How can monopoly patents threaten food security and the livelihoods of farmers? The controversial Enola bean patent demonstrates the abuses of intellectual property monopoly:
A US patent on a yellow bean variety has disrupted export markets for Mexican bean growers and is now wreaking havoc on small farmers and seed companies in the United States. The patent makes it illegal for unlicensed users in the United States to grow, sell, import, or use the proprietary yellow bean seeds.
Larry Proctor, the president of Pod-Ners seed company (Colorado, USA) and the owner of the controversial US patent on a yellow-colored bean variety, filed a lawsuit on 30 November 2001 against 16 small bean seed companies and farmers in Colorado, claiming that they are violating the patent by illegally growing and selling his yellow "Enola" bean. Proctor holds both a US Patent and a US Plant Variety Protection certificate on the Enola yellow bean.
"We were shocked to be accused of infringing Proctor's intellectual property," said Bob Brunner, President of Northern Feed & Bean, "We've been growing yellow beans from Mexico since 1997 - and they are not Proctor's Enola beans." Brunner told ETC group that his yellow bean seeds come from Sinaloa, Mexico.

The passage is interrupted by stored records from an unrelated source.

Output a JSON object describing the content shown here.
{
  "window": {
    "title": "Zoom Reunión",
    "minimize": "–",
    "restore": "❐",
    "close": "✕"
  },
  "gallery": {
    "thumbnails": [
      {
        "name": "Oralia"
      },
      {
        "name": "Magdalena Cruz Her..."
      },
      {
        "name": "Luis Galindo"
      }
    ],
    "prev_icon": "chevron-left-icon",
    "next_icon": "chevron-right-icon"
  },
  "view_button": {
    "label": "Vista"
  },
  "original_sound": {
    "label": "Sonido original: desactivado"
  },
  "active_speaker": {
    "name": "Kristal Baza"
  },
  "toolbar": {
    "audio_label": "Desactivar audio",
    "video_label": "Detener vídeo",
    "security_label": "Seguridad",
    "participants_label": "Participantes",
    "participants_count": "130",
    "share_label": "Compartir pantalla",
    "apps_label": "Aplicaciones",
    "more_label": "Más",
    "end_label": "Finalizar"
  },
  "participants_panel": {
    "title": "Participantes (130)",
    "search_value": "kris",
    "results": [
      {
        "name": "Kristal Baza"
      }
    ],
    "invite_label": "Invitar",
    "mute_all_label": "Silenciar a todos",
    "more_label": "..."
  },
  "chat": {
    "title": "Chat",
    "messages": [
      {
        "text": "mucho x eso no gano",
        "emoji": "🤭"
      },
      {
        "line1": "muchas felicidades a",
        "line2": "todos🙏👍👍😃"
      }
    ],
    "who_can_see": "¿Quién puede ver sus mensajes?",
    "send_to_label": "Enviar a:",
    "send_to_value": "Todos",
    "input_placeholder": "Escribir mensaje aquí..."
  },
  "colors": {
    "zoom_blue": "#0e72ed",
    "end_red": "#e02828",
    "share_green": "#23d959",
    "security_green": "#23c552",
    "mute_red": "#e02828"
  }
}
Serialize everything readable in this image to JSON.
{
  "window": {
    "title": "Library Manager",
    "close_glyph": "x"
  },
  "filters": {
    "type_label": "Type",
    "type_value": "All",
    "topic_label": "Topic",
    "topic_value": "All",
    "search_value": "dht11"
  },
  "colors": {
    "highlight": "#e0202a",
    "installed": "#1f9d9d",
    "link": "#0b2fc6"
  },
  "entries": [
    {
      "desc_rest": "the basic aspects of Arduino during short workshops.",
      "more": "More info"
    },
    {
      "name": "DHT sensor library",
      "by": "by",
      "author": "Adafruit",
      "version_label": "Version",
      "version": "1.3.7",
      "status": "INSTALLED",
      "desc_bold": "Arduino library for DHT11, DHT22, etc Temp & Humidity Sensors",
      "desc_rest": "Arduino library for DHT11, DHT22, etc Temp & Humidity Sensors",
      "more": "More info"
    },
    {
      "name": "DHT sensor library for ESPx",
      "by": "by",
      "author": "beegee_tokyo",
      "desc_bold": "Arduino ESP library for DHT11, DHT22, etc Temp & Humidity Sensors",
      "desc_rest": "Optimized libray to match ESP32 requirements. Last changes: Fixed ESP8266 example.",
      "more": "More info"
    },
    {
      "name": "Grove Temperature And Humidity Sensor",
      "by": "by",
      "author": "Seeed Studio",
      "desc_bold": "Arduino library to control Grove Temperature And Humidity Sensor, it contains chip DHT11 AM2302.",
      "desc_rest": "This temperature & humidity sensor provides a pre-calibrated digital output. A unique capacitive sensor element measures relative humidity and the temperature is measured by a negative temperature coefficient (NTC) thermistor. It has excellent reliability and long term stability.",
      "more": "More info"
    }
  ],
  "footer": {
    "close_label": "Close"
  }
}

Farmer and civil society organizations have condemned the Enola patent as a textbook case of biopiracy because Proctor readily admits that his proprietary bean seed originates from a bag of edible dry beans he purchased in Sonora, Mexico in 1994. In his 1997 application for plant variety protection, Proctor wrote, "The yellow bean, 'Enola' variety is most likely a landrace from the azufrado-type varieties" (which originate in Mexico).